Gartner. (2024). Top 5 Strategic Priorities for Chief Financial Officers.

The CFO’s role in data governance is also pivotal. AI is only as strong as the data it runs on, yet many organisations wrestle with fragmented systems, inconsistent standards, and poor ownership. What has changed is that analytics performance is now directly tied to the CFO’s accountability, and to demonstrate AI’s impact on operations, CFOs need consistent, reliable, and relevant data across the enterprise. CFOs can then leverage their strengths in control, assurance, and reporting to lead on data governance and drive enterprise-wide alignment to ensure AI delivers real business outcomes.

For CFOs to succeed in this expanded role, three imperatives matter. Firstly, treat AI investment as a portfolio of bets, with clear criteria for when to scale and full transparency on risk and return. Secondly, establish cross-functional governance mechanisms that keep finance, technology, and operations aligned on priorities and responsibilities. And thirdly, treat data as a controlled asset, embedding a finance-led discipline so AI outcomes can be trusted, measured, and reported.
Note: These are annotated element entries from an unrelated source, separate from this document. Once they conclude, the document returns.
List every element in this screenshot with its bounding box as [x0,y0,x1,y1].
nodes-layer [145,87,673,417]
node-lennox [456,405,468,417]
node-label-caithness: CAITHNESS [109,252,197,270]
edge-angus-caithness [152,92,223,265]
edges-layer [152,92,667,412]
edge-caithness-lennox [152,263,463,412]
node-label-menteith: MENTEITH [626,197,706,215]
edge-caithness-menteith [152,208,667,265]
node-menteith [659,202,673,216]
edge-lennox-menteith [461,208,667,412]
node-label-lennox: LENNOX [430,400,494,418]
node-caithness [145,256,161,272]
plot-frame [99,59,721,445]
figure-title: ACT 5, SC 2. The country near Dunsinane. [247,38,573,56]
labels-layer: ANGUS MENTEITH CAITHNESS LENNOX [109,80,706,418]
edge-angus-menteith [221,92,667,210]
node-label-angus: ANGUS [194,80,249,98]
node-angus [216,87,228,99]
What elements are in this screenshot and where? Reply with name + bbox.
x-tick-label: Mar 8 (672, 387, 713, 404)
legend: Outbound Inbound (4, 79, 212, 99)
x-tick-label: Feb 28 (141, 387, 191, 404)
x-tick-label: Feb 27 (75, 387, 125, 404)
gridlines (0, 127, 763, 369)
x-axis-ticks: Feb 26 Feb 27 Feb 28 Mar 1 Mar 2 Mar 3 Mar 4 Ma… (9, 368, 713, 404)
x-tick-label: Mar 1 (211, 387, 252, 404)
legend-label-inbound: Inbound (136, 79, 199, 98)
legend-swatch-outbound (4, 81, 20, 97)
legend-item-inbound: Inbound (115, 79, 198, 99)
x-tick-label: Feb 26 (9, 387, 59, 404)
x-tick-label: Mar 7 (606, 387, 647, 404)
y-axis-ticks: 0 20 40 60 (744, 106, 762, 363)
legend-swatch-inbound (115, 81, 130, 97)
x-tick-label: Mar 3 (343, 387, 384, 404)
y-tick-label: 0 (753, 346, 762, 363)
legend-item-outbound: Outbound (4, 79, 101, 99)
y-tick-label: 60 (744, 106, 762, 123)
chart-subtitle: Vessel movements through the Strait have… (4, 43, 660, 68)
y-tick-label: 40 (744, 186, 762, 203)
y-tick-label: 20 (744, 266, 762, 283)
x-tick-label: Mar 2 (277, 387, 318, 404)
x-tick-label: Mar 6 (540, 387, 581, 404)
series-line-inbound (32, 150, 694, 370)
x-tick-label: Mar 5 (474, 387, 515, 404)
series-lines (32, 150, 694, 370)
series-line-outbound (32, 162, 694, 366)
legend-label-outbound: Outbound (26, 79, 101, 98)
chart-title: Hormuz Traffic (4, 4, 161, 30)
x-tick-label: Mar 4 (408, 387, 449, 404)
Sia brings experience in helping CFOs navigate this terrain. Through operating and governance model design, tried and tested methods to align dependencies across functions, and expertise in data management and lineage, Sia provides the structures needed for AI to deliver measurable impact.

AI has the potential to transform finance and the broader enterprise, but without strong CFO leadership in investment, alignment, and data governance, organisations risk overlooking critical opportunities. CFOs who embrace this expanded role will not just protect ROI; they will build the strategic capabilities needed for future growth.